A score threshold (query self-identity score to similarity score >0.56) has been experimentally defined (unpublished data) and is used to identify and flag any records that are of unusually high similarity to the query as an aid in determining novelty of the topic defined by the query. These either represent abstracts that were taken from Medline for analysis or, if not, serve as a red flag that something very similar to the material being queried has already been published. In our test case, a similarity flag is raised for the paper containing the original abstract (Figure 1A).
The primary methods in which users interact with the results of Medline searches can be improved and expanded to enable quick and efficient suggestions for optimizing the manuscript writing and publication process, including review. Quantitative similarity scores computed for a text query, such as the abstract for a manuscript submitted to a journal for publication, against the primary biomedical bibliographic database, Medline, can be used to generate a ranked list of similar documents from which summary information about the authors, journals, similar work and dates can be of high utility. Scientists submitting to or editors of the more than 5000 journals represented in Medline can use this free web-based utility to speed the process of selecting or confirming appropriate journal selection, estimate a given articles novelty based on the relative similarity of its abstract and to select potential reviewers (experts), typically requested by journals at manuscript submission time.

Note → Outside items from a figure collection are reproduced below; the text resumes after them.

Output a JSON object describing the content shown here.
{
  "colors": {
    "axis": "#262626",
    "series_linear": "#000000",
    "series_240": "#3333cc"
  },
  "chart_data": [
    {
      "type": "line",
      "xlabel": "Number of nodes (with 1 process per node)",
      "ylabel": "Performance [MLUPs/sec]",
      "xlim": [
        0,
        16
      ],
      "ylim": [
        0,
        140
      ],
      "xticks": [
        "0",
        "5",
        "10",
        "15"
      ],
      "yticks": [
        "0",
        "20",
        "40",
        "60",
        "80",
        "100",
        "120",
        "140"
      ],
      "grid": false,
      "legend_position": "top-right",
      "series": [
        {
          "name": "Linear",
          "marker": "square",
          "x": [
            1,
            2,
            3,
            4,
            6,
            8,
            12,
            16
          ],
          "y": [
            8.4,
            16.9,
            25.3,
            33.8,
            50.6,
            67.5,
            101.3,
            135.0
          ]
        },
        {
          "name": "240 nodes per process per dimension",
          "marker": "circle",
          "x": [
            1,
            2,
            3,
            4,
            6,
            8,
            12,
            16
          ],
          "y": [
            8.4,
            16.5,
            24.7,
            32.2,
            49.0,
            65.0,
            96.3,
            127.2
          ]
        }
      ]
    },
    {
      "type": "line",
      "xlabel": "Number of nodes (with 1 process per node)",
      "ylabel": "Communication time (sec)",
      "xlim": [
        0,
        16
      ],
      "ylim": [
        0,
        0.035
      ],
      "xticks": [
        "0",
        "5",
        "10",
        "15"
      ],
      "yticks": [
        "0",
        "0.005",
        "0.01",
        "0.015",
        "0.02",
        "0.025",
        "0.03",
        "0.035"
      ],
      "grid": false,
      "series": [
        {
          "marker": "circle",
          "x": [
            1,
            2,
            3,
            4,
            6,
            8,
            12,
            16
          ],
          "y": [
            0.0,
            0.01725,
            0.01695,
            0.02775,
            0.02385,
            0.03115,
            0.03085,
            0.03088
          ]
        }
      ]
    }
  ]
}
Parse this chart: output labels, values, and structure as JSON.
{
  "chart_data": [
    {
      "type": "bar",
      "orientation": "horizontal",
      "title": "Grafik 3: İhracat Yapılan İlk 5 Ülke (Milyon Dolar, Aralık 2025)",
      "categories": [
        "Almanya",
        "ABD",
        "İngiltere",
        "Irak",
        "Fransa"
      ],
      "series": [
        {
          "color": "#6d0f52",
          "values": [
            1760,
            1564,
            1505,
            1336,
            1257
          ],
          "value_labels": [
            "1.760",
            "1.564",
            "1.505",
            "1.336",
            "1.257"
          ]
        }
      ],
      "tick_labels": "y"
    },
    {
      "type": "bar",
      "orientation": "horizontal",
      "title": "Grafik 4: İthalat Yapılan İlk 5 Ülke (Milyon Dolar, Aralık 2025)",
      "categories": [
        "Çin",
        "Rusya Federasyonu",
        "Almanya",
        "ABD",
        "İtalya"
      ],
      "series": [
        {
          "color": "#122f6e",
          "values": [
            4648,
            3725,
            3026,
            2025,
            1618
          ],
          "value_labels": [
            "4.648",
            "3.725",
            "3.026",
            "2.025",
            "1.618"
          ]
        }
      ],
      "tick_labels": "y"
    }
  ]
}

Several caveats and potential enhancements to the system should be noted. First, as with any search system, similar articles sharing keywords but belonging to different fields may appear as relevant. Secondly, journal targets or experts are calculated based on frequencies of journals and authors in the eTBLAST results; these suggestions do not account for the publication volume of each journal. Finally, journal impact factors may be indicators of expertise level and are not considered. These enhancements may improve performance and are being evaluated as potential upgrades to the system.
Conflict of interest statement. None declared.